2009-03-01 / San José Mercury News / Richard Scheinin
Hewitt shows deep affinity for Bach and Beethoven
There were moments — many, many moments — during pianist Angela Hewitt’s outrageously excellent recital Friday at San Jose State University when one had to wonder: How? How exactly was she doing it?
Perhaps she tunes the little radio receivers in her fingertips to a live transmission from Mount Olympus. Whatever her secret, the Canadian-born pianist has internalized the music of J.S. Bach, and also Beethoven, to a degree that it simply passes through her fingertips and assumes the shape of something approaching perfection at the keyboard.
Hewitt drew the audience, a full house at the university’s Music Building, into one of those mystery zones that materialize during the best performances.
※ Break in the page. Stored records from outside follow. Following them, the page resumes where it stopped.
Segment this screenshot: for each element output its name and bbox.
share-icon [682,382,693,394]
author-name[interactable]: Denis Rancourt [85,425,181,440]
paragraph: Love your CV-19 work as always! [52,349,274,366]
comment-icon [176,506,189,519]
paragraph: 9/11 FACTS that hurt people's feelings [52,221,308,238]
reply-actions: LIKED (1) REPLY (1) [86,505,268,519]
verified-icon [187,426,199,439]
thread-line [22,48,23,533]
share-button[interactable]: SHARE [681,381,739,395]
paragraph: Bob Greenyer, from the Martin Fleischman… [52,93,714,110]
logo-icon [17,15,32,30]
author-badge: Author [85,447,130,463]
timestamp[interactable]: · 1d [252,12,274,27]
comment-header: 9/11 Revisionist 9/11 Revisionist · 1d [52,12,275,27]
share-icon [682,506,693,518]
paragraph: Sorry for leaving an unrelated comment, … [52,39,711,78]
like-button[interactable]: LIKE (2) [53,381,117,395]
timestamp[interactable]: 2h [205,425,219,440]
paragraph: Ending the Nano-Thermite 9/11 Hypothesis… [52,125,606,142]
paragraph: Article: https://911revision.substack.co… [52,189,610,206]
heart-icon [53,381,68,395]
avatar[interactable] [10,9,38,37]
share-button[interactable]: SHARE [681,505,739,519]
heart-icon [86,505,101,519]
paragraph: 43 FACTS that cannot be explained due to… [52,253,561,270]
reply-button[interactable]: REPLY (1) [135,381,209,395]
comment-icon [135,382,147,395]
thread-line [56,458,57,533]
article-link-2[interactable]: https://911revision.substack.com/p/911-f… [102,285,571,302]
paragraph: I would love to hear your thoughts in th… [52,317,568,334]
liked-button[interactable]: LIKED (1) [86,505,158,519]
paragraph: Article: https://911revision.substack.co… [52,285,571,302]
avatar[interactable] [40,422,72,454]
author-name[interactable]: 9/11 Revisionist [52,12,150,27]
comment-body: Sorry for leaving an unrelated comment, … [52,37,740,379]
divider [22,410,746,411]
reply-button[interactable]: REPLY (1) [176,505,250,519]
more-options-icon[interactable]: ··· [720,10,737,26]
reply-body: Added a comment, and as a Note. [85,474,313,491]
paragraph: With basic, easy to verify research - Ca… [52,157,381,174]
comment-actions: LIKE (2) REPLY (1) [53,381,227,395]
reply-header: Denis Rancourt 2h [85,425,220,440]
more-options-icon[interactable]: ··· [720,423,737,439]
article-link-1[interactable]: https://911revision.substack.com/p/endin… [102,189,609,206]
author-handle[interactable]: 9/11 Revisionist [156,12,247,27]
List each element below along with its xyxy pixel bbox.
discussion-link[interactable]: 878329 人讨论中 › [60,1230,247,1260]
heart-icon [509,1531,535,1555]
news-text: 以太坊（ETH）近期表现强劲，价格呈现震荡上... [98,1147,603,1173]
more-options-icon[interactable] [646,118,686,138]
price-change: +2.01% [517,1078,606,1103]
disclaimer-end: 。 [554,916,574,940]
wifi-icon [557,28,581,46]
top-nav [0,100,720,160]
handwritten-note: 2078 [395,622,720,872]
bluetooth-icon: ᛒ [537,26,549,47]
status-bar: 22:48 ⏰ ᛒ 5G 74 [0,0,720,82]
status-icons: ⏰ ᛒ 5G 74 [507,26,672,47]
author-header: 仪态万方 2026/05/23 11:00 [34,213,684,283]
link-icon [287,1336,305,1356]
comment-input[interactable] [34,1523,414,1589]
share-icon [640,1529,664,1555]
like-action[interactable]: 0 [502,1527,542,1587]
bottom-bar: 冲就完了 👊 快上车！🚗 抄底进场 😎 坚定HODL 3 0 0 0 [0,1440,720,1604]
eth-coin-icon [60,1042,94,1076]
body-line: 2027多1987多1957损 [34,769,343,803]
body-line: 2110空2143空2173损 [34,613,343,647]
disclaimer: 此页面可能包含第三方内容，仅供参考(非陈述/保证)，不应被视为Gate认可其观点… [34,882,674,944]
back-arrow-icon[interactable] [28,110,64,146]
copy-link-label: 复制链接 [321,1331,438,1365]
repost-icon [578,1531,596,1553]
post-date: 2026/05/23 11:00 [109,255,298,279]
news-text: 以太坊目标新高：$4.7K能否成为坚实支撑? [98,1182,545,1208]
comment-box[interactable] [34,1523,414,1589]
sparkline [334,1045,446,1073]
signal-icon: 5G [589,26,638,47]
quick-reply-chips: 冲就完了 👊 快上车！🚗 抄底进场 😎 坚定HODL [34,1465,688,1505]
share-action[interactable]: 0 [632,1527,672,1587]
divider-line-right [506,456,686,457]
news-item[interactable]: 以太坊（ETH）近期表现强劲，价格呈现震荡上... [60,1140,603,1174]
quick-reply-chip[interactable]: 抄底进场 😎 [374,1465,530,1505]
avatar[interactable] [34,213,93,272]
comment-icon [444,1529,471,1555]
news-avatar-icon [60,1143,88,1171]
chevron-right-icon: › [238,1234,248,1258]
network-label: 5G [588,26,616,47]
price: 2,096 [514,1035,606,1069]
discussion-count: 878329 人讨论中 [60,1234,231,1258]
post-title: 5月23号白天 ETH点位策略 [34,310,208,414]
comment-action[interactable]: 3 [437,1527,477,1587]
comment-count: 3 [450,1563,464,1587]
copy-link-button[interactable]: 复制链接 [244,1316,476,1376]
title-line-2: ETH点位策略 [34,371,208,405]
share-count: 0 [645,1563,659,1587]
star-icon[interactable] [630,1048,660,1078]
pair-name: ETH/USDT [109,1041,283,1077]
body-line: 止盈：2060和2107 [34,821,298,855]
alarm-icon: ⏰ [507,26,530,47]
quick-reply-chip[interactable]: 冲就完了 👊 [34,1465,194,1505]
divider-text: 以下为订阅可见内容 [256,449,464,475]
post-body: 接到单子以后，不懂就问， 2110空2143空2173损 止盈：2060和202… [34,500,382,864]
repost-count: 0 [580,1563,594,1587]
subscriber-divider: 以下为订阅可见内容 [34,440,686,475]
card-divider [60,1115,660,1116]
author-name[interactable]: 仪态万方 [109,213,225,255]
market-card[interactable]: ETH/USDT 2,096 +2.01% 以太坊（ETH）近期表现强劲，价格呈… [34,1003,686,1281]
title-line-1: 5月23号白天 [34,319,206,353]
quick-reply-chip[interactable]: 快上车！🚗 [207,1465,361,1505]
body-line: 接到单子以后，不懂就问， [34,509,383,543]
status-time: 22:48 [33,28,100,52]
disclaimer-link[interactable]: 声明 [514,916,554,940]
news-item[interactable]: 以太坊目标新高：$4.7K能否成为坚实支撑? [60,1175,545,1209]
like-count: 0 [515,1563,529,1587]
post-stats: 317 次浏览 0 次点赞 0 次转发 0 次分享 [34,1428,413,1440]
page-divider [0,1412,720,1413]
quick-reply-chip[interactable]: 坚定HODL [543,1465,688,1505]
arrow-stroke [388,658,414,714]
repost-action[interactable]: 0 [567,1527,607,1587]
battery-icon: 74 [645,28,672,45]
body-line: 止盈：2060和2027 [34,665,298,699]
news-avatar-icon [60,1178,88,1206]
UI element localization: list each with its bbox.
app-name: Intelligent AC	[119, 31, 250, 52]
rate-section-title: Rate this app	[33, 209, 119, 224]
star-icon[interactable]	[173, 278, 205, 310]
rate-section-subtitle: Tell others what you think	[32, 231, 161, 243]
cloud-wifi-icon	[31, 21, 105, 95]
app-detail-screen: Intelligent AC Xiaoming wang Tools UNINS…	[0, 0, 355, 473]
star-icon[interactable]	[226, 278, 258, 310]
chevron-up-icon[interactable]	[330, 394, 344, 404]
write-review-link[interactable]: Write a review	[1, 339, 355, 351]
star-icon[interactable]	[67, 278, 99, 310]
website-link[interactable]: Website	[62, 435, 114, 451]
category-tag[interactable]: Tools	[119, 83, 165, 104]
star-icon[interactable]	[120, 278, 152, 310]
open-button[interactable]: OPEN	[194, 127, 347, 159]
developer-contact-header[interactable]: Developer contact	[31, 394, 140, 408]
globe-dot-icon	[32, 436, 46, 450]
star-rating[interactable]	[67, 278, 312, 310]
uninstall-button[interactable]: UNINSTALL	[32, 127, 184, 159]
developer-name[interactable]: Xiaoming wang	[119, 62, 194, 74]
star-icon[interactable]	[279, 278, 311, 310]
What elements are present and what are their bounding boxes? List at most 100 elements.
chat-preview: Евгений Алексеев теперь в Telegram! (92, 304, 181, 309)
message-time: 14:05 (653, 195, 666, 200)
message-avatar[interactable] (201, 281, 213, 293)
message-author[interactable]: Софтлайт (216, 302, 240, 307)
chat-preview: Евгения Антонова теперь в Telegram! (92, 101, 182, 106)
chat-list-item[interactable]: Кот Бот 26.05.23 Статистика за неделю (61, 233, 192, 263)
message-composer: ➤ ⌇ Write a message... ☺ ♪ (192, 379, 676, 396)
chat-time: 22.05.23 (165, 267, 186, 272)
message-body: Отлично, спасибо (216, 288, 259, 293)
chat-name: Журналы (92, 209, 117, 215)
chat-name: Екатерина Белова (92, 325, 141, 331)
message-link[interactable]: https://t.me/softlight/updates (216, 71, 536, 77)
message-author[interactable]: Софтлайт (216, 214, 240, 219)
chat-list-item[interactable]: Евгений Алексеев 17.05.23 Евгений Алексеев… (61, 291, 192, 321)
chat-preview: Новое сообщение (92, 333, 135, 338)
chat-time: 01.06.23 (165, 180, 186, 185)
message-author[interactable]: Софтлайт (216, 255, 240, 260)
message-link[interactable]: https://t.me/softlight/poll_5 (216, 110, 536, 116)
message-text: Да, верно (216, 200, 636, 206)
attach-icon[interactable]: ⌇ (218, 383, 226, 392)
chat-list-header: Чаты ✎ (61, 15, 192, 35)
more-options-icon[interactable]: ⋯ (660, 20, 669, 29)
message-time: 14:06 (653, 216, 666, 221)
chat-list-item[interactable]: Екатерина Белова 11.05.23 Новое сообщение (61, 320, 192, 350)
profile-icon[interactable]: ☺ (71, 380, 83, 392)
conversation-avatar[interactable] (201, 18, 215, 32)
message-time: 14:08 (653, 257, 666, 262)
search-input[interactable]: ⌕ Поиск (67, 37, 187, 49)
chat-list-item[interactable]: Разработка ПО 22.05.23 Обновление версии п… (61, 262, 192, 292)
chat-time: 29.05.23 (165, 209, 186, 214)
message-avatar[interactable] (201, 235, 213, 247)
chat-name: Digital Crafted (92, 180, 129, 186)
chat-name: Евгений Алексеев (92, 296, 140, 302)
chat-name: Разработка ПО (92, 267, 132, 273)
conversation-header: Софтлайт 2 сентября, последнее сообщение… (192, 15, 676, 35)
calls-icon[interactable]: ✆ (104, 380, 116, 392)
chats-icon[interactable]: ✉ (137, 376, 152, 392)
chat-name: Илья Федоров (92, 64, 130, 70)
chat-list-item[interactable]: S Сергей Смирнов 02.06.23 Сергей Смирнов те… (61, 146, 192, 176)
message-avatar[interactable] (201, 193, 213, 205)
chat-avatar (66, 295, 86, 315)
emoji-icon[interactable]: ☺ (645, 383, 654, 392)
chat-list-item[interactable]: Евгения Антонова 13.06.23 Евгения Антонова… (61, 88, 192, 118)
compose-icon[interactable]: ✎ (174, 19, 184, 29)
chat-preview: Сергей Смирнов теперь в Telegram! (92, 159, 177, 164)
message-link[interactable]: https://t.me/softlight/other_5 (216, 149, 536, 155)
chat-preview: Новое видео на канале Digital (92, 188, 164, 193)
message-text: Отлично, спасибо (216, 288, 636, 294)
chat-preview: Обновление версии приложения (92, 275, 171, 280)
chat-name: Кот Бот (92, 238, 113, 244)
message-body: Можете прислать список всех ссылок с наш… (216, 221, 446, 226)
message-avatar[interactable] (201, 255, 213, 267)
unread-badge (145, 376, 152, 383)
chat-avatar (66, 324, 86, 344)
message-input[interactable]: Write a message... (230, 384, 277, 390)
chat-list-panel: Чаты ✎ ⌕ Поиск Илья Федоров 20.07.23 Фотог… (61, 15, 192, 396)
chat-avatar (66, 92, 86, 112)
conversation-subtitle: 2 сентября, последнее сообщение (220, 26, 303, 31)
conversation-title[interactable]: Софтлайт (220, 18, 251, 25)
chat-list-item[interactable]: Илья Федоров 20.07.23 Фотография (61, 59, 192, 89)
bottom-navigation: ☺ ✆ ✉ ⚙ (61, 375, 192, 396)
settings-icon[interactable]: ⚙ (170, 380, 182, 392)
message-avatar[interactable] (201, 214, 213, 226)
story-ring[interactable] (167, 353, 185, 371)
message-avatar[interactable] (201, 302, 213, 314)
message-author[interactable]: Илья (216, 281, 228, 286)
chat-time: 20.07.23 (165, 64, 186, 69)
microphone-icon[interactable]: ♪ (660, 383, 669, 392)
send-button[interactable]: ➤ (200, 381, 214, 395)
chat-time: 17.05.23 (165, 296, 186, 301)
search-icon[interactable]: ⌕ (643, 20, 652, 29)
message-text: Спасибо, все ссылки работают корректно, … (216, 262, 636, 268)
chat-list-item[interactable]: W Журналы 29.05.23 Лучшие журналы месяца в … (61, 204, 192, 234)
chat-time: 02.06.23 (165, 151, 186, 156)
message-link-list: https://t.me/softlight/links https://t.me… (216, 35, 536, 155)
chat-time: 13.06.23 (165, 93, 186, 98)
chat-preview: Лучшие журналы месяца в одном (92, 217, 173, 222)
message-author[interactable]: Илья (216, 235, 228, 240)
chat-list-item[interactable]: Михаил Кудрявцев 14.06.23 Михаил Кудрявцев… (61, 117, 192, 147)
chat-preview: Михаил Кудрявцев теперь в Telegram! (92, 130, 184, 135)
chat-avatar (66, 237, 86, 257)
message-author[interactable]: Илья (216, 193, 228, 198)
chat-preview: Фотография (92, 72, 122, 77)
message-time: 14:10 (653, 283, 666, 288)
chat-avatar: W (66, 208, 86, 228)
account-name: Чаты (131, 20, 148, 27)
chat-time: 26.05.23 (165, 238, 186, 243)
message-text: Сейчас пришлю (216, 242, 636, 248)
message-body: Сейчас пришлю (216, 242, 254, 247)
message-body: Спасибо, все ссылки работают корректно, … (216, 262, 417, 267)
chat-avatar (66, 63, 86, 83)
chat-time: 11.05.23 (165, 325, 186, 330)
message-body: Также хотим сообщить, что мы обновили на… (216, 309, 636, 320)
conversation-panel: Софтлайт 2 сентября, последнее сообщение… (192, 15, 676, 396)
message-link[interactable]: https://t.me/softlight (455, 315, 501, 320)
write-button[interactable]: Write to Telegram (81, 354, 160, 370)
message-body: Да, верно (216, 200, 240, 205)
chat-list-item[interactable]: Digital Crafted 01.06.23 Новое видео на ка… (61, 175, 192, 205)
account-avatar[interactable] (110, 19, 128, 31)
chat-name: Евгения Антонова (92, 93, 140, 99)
This was playing, as they say, from another plane.
Performing Bach’s Partita No. 5, which opened the recital, a fundraiser for the American Beethoven Society, Hewitt seemed to pluck fabulous objects from the shelves of a cosmic glass works. Each of the suite’s movements was uniquely intricate, yet ultimately simple, as Hewitt exposed Bach’s puzzle-work through her playing: crisp, clear, buoyant, engine-driven or delicately eddying.
She allowed the Sarabande, a slow dance and the suite’s fourth movement, to unfold at a pace barely beyond stasis, with painful beauty. Then came the Corrente, its interlocking lines flawlessly nibbled and pecked, models of logic and humor.
The daughter of a cathedral organist in Ottawa, Hewitt was born to Bach. She has recorded all his major keyboard works and recently toured the world, performing all 48 preludes and fugues of The Well-Tempered Clavier.” Both books. From memory.
With this foundation, she understands something about Beethoven that many pianists miss: his indebtedness to Bach. She scrubbed clean the opening Presto to Beethoven’s Sonata in D major, Opus 10, No. 3, revealing the Bach-like motion inside it. The Largo unfolded much like the earlier Sarabande, peeking at eternity through stasis.
It’s not that Hewitt deprives Beethoven of his stormy, romantic nature. But she merges it with the clarity of Bach — as in one of the D major sonata’s closing gestures, an impossibly swift run up the keyboard. Somehow, each note was perfectly articulated, yet the overall gesture registered with incredible delicacy, like a faint ripple across a lake.
Hewitt’s artistry gets an assist from the Italian-made Fazioli piano. She says it gives her clarity and so, a gleaming Fazioli was specially carted to the Music Building for the recital.
It sounded great. But Hewitt’s impact has many sources: Her background studying ballet is another. Her sense of proportion and motion are intensely balletic, as are the physical gestures she makes while playing to emphasize the shape of a phrase.
But there’s really no explanation for the depth of music-making that happened in the recital’s second half.
Hewitt reached into the deep, invisible undertow of Bach’s English Suite, No. 6. In the Sarabande, the music seemed to stand outside time; now we were entering that mystery zone, where souls get washed clean. The final gigue was — I’m not sure how else to put it — unbelievable.
And maybe you’ve heard Beethoven’s “Moonlight” Sonata a thousand times? Hewitt took it back to the template. Inside the peace of the opening adagio sostenuto was a pearl of tension. The allegretto was fresh as April rain. The presto agitato brought on the night terrors, but beautiful ones. If this is the storm of the soul, let’s have it.”